Tanto si buscas solucionar la caída progresiva del pelo como si simplemente deseas cambiar de apariencia, afeitarse la cabeza es una forma sencilla de conseguirlo. Empieza recortándote el pelo sirviéndote de horquillas. Una vez tengas el pelo corto, haga el resto siguiendo estos consejos:
Hidrata tu piel en la ducha durante varios minutos para asegurarte de que el pelo quede lo más maleable posible.

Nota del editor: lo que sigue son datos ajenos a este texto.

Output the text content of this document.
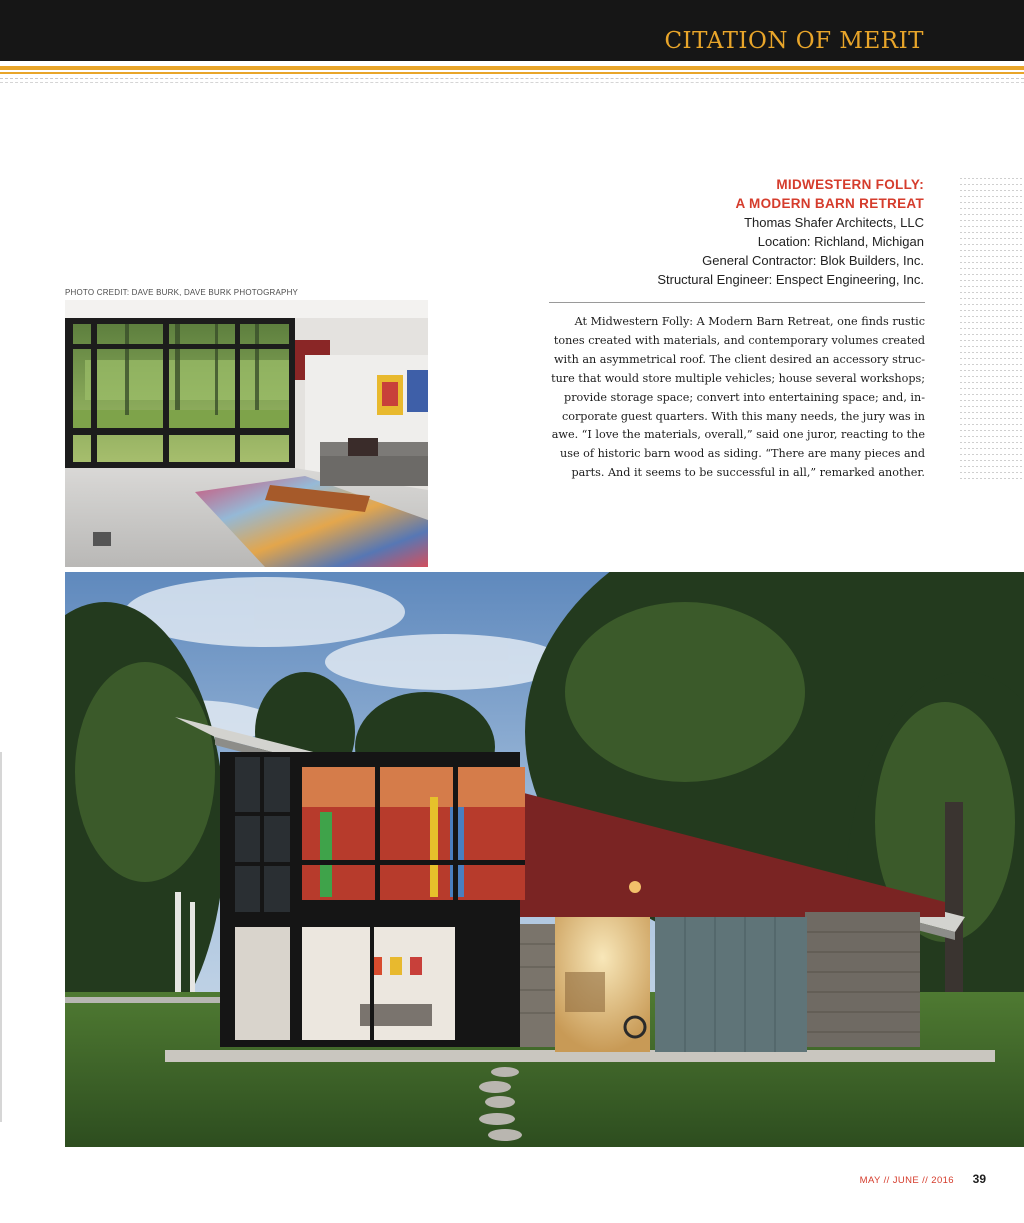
CITATION OF MERIT
MIDWESTERN FOLLY:
A MODERN BARN RETREAT
Thomas Shafer Architects, LLC
Location: Richland, Michigan
General Contractor: Blok Builders, Inc.
Structural Engineer: Enspect Engineering, Inc.
At Midwestern Folly: A Modern Barn Retreat, one finds rustic
tones created with materials, and contemporary volumes created
with an asymmetrical roof. The client desired an accessory struc-
ture that would store multiple vehicles; house several workshops;
provide storage space; convert into entertaining space; and, in-
corporate guest quarters. With this many needs, the jury was in
awe. “I love the materials, overall,” said one juror, reacting to the
use of historic barn wood as siding. “There are many pieces and
parts. And it seems to be successful in all,” remarked another.
PHOTO CREDIT: DAVE BURK, DAVE BURK PHOTOGRAPHY
MAY // JUNE // 2016 39
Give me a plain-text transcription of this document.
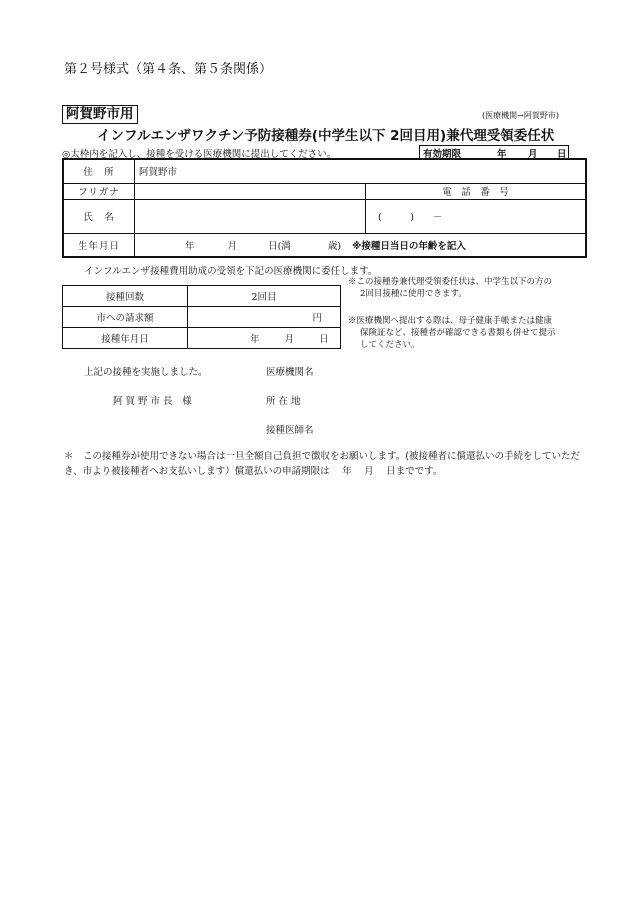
第２号様式（第４条、第５条関係）
阿賀野市用	(医療機関→阿賀野市)
インフルエンザワクチン予防接種券(中学生以下 2回目用)兼代理受領委任状
◎太枠内を記入し、接種を受ける医療機関に提出してください。	有効期限	年 月 日
住　所	阿賀野市	
フリガナ		電　話　番　号
氏　名		(　　　)　　－
生年月日	年 月 日(満 歳) ※接種日当日の年齢を記入	
インフルエンザ接種費用助成の受領を下記の医療機関に委任します。
接種回数	2回目
市への請求額	円
接種年月日	年 月 日
※この接種券兼代理受領委任状は、中学生以下の方の
2回目接種に使用できます。
※医療機関へ提出する際は、母子健康手帳または健康
保険証など、接種者が確認できる書類も併せて提示
してください。
上記の接種を実施しました。
阿 賀 野 市 長　様
医療機関名
所 在 地
接種医師名
＊　この接種券が使用できない場合は一旦全額自己負担で徴収をお願いします。(被接種者に償還払いの手続をしていただき、市より被接種者へお支払いします）償還払いの申請期限は　 年　 月　 日までです。
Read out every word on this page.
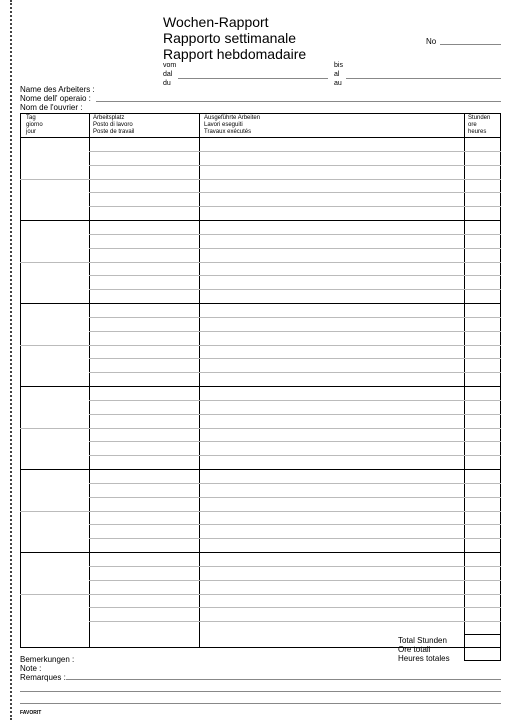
Wochen-Rapport
Rapporto settimanale
Rapport hebdomadaire
No
vom
dal
du
bis
al
au
Name des Arbeiters :
Nome dell' operaio :
Nom de l'ouvrier :
Tag
giorno
jour
Arbeitsplatz
Posto di lavoro
Poste de travail
Ausgeführte Arbeiten
Lavori eseguiti
Travaux exécutés
Stunden
ore
heures
Total Stunden
Ore totali
Heures totales
Bemerkungen :
Note :
Remarques :
FAVORIT
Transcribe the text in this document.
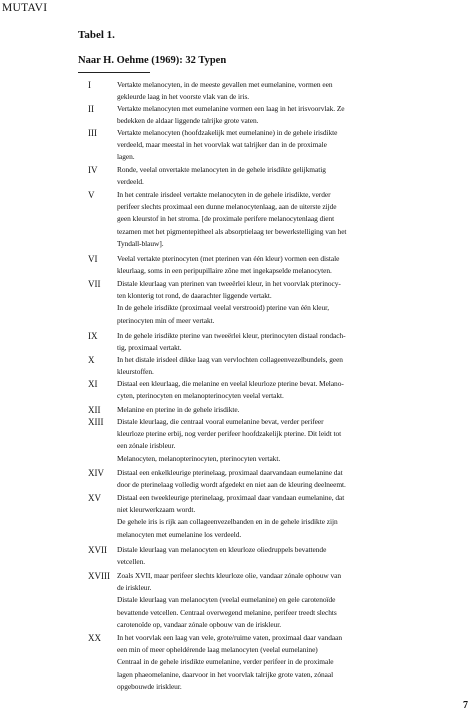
MUTAVI
Tabel 1.
Naar H. Oehme (1969): 32 Typen
I	Vertakte melanocyten, in de meeste gevallen met eumelanine, vormen een

gekleurde laag in het voorste vlak van de iris.

II	Vertakte melanocyten met eumelanine vormen een laag in het irisvoorvlak. Ze

bedekken de aldaar liggende talrijke grote vaten.

III	Vertakte melanocyten (hoofdzakelijk met eumelanine) in de gehele irisdikte

verdeeld, maar meestal in het voorvlak wat talrijker dan in de proximale

lagen.

IV	Ronde, veelal onvertakte melanocyten in de gehele irisdikte gelijkmatig

verdeeld.

V	In het centrale irisdeel vertakte melanocyten in de gehele irisdikte, verder

perifeer slechts proximaal een dunne melanocytenlaag, aan de uiterste zijde

geen kleurstof in het stroma. [de proximale perifere melanocytenlaag dient

tezamen met het pigmentepitheel als absorptielaag ter bewerkstelliging van het

Tyndall-blauw].

VI	Veelal vertakte pterinocyten (met pterinen van één kleur) vormen een distale

kleurlaag, soms in een peripupillaire zône met ingekapselde melanocyten.

VII Distale kleurlaag van pterinen van tweeërlei kleur, in het voorvlak pterinocy-

ten klonterig tot rond, de daarachter liggende vertakt.

In de gehele irisdikte (proximaal veelal verstrooid) pterine van één kleur,

pterinocyten min of meer vertakt.

IX	In de gehele irisdikte pterine van tweeërlei kleur, pterinocyten distaal rondach-

tig, proximaal vertakt.

X	In het distale irisdeel dikke laag van vervlochten collageenvezelbundels, geen

kleurstoffen.

XI	Distaal een kleurlaag, die melanine en veelal kleurloze pterine bevat. Melano-

cyten, pterinocyten en melanopterinocyten veelal vertakt.

XII Melanine en pterine in de gehele irisdikte.

XIII Distale kleurlaag, die centraal vooral eumelanine bevat, verder perifeer

kleurloze pterine erbij, nog verder perifeer hoofdzakelijk pterine. Dit leidt tot

een zónale irisbleur.

Melanocyten, melanopterinocyten, pterinocyten vertakt.

XIV Distaal een enkelkleurige pterinelaag, proximaal daarvandaan eumelanine dat

door de pterinelaag volledig wordt afgedekt en niet aan de kleuring deelneemt.

XV Distaal een tweekleurige pterinelaag, proximaal daar vandaan eumelanine, dat

niet kleurwerkzaam wordt.

De gehele iris is rijk aan collageenvezelbanden en in de gehele irisdikte zijn

melanocyten met eumelanine los verdeeld.

XVII Distale kleurlaag van melanocyten en kleurloze oliedruppels bevattende

vetcellen.

XVIII Zoals XVII, maar perifeer slechts kleurloze olie, vandaar zónale ophouw van

de iriskleur.

Distale kleurlaag van melanocyten (veelal eumelanine) en gele carotenoïde

bevattende vetcellen. Centraal overwegend melanine, perifeer treedt slechts

carotenoïde op, vandaar zónale opbouw van de iriskleur.

XX In het voorvlak een laag van vele, grote/ruime vaten, proximaal daar vandaan

een min of meer opheldérende laag melanocyten (veelal eumelanine)

Centraal in de gehele irisdikte eumelanine, verder perifeer in de proximale

lagen phaeomelanine, daarvoor in het voorvlak talrijke grote vaten, zónaal

opgebouwde iriskleur.

7
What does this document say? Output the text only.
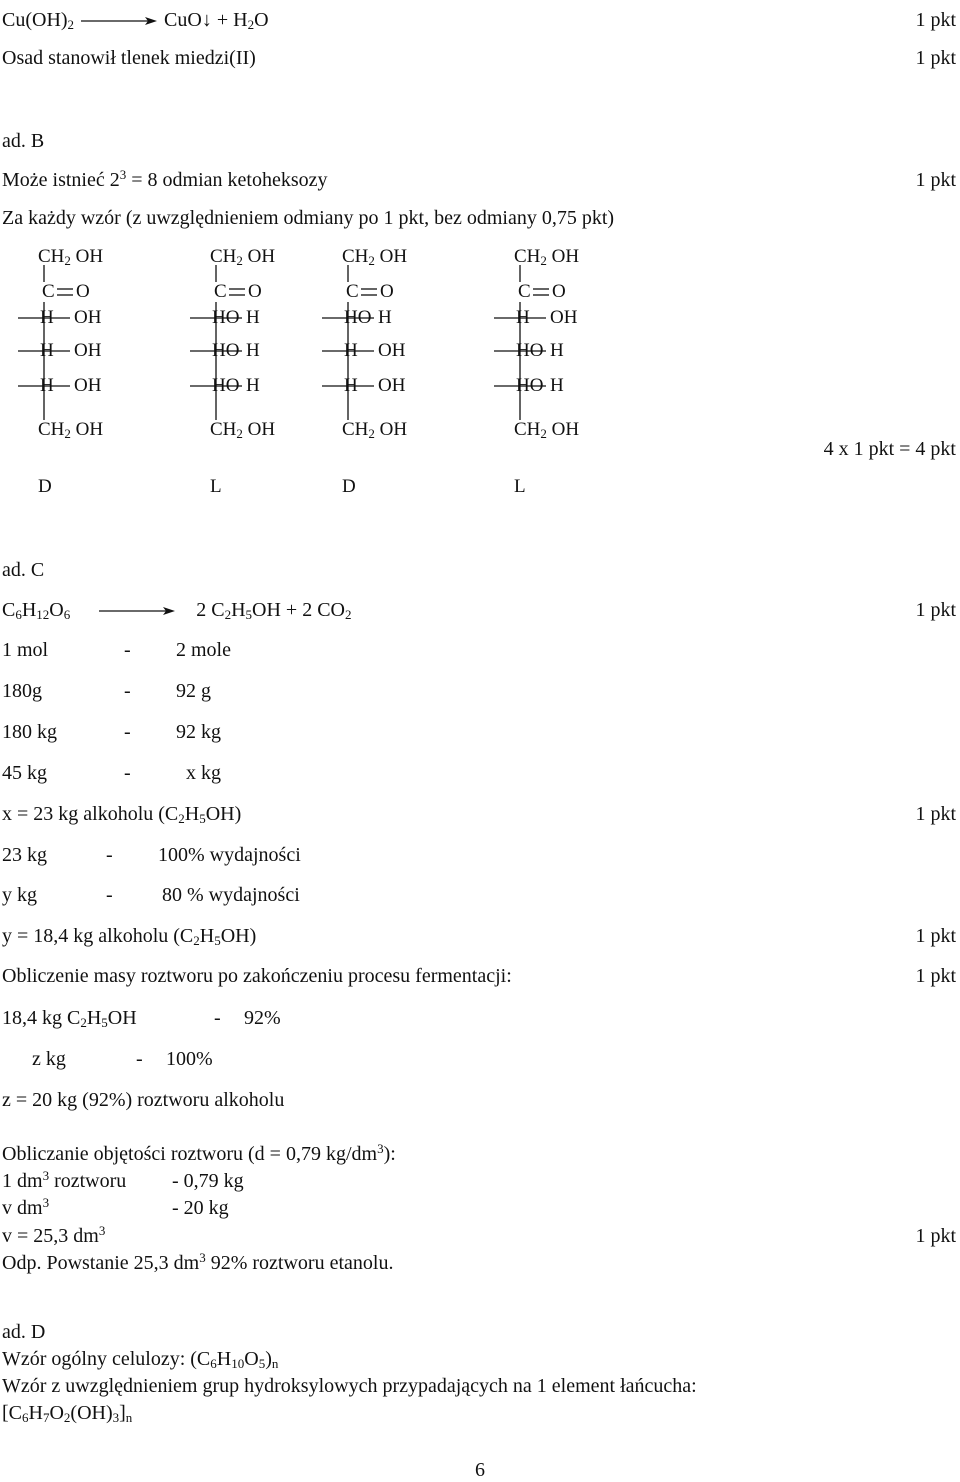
$Cu(OH)_2$ → CuO↓ + $H_2O$	1 pkt
Osad stanowił tlenek miedzi(II)	1 pkt
ad. B
Może istnieć $2^3 = 8$ odmian ketoheksozy	1 pkt
Za każdy wzór (z uwzględnieniem odmiany po 1 pkt, bez odmiany 0,75 pkt)
$CH_2$ OH
C O
H OH
H OH
H OH
$CH_2$ OH
D
$CH_2$ OH
C O
HO H
HO H
HO H
$CH_2$ OH
L
$CH_2$ OH
C O
HO H
H OH
H OH
$CH_2$ OH
D
$CH_2$ OH
C O
H OH
HO H
HO H
$CH_2$ OH
L
4 x 1 pkt = 4 pkt
ad. C
$C_6H_{12}O_6 \to 2$ $C_2H_5OH + 2$ $CO_2$	1 pkt
1 mol	- 2 mole
180g	- 92 g
180 kg	- 92 kg
45 kg	-	x kg
x = 23 kg alkoholu $(C_2H_5OH)$	1 pkt
23 kg	- 100% wydajności
y kg	- 80 % wydajności
y = 18,4 kg alkoholu $(C_2H_5OH)$	1 pkt
Obliczenie masy roztworu po zakończeniu procesu fermentacji:	1 pkt
18,4 kg $C_2H_5OH$	- 92%
z kg	- 100%
z = 20 kg (92%) roztworu alkoholu
Obliczanie objętości roztworu (d = 0,79 $kg/dm^3$):
1 $dm^3$ roztworu - 0,79 kg
v $dm^3$	- 20 kg
v = 25,3 $dm^3$	1 pkt
Odp. Powstanie 25,3 $dm^3$ 92% roztworu etanolu.
ad. D
Wzór ogólny celulozy: $(C_6H_{10}O_5)_n$
Wzór z uwzględnieniem grup hydroksylowych przypadających na 1 element łańcucha:
$[C_6H_7O_2(OH)_3]_n$
6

Utiliza un buen gel de afeitar, nunca una pastilla de jabón. El gel de afeitar tiende a secar menos la piel que el agua y el jabón y, además, no obstruirá el paso de la máquina de afeitar del modo que podría hacerlo el jabón. Asimismo, el gel de afeitar ayuda a evitar que el agua se evapore y, a la vez, hace que los pelos se mantengan suaves, lo que permite que la máquina se deslice sin problemas y sin tirar de los pelos.
Con una máquina de afeitar de calidad conseguirás los mejores resultados y podrás aumentar el tiempo entre afeitado y afeitado.
Aféittate realizando movimientos suaves: es la máquina la que debe hacer el trabajo, no tu. Empieza a afeitarte a favor de pelo. Luego, si fuese necesario, aféitate a contrapelo para conseguir un afeitado aún más apurado.
Empieza afeitándote de delante hacia atrás y, a continuación, pasa a los lados del cuero cabelludo. Utiliza un espejo de mano y un espejo de baño para ver lo mejor posible la parte trasera de la cabeza.
Recuerda que es la máquina, y no tu, la que debe hacer el trabajo. Es la mejor forma de conseguir un afeitado apurado y suave.
Un hidratante facial no comedogénico no obstruirá los poros, con lo que reducirá el riesgo de erupciones de acné, y ayudará a proteger tu cuero cabelludo contra la sequedad y la exfoliación.